Everyone knows you can’t trust Donald Trump, but perhaps now, Donald Trump is realizing he can’t trust anyone, either.
On Saturday, The New York Times dropped an intriguing story revealing that White House counsel Don McGahn, fearing Trump would throw him under the bus in Special Counsel Robert Mueller’s obstruction of justice probe, has been a cooperating witness in the investigation for the past nine months.
In at least three voluntary interviews, McGahn has spoken at length with Mueller’s team about Trump for some 30 hours. That’s a lot of talking.
According to the report:
Mr. McGahn’s cooperation began in part as a result of a decision by Mr. Trump’s first team of criminal lawyers to collaborate fully with Mr. Mueller. The president’s lawyers have explained that they believed their client had nothing to hide and that they could bring the investigation to an end quickly.
Mr. McGahn and his lawyer, William A. Burck, could not understand why Mr. Trump was so willing to allow Mr. McGahn to speak freely to the special counsel and feared Mr. Trump was setting up Mr. McGahn to take the blame for any possible illegal acts of obstruction, according to people close to him. So he and Mr. Burck devised their own strategy to do as much as possible to cooperate with Mr. Mueller to demonstrate that Mr. McGahn did nothing wrong.
The Times’ story, by Michael Schmidt and Maggie Haberman, said McGahn discussed Trump’s firing of former FBI Director James Comey, his pressuring of Attorney General Jeff Sessions to intervene in Mueller’s investigations, and his attempts to fire Mueller, among other issues.

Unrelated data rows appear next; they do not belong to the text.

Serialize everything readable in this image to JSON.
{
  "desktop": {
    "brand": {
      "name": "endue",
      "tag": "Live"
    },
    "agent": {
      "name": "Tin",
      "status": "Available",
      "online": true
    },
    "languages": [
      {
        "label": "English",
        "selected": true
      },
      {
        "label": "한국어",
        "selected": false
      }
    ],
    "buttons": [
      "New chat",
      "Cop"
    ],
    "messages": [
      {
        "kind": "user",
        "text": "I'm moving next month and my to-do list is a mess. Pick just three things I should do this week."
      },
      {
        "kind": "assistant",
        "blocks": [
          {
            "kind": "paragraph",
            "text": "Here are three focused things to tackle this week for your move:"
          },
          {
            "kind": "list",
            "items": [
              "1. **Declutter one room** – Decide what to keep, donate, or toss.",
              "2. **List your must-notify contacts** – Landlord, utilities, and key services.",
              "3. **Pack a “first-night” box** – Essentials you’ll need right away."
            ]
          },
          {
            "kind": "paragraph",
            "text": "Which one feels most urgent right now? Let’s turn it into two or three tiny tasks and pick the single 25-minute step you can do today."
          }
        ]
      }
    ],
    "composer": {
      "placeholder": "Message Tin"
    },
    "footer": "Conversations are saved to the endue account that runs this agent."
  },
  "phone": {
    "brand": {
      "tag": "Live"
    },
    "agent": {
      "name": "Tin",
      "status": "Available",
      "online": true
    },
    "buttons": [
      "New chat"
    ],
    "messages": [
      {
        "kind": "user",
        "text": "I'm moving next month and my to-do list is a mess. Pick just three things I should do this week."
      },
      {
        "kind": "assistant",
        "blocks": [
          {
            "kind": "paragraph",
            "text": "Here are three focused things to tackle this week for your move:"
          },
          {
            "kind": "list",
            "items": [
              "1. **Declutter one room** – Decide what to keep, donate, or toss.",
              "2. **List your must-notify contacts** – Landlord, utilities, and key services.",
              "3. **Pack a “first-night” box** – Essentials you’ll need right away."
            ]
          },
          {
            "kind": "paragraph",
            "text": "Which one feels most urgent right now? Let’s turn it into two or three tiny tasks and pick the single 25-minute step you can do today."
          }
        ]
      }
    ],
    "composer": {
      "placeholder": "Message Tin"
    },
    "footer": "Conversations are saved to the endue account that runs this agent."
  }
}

Concerned that Trump was setting him up to “take the fall” for any obstruction charges, McGahn told others that he hoped to avoid becoming another John Dean, the former counsel to President Richard Nixon who during the Watergate scandal became a star witness for the prosecution against the disgraced president.
“They didn’t know how much I knew. I knew much more than they thought I did,” Dean said in an interview with Politico earlier this year about his decision to flip against Nixon.
Dean responded to the news of McGahn’s cooperation with the Mueller team by tweeting, “McGahn is doing right!”
The Times’ report has some other similarities to Nixon’s downfall:
To investigators, Mr. McGahn was a fruitful witness, people familiar with the investigation said. He had been directly involved in nearly every episode they are scrutinizing to determine whether the president obstructed justice. To make an obstruction case, prosecutors who lack a piece of slam-dunk evidence generally point to a range of actions that prove that the suspect tried to interfere with the inquiry.
Mr. McGahn gave to Mr. Mueller’s investigators, the people said, a sense of the president’s mind-set in the days leading to the firing of Mr. Comey; how the White House handled the firing of the former national security adviser, Michael T. Flynn; and how Mr. Trump repeatedly berated Mr. Sessions, tried to get him to assert control over the investigation and threatened to fire him.
Asked how he would’ve reacted to a similar situation during the independent counsel investigation of President Bill Clinton, former deputy independent counsel Solomon Wisenberg told the newspaper, “Oh my God, it would have been phenomenally helpful to us. It would have been like having the keys to the kingdom.”
The report of McGahn’s cooperation follows a tough couple of weeks for Trump, who has seen his former aide Omarosa Manigault-Newman drop a tell-all book about her time in the White House, along with claims that she possesses at least 200 secret recordings she made of Trump and fellow White House staff at the time. Manigault-Newman already has publicly released some of those recordings.
It’s not yet clear what’s going to happen to McGahn, who as of today is still the White House counsel.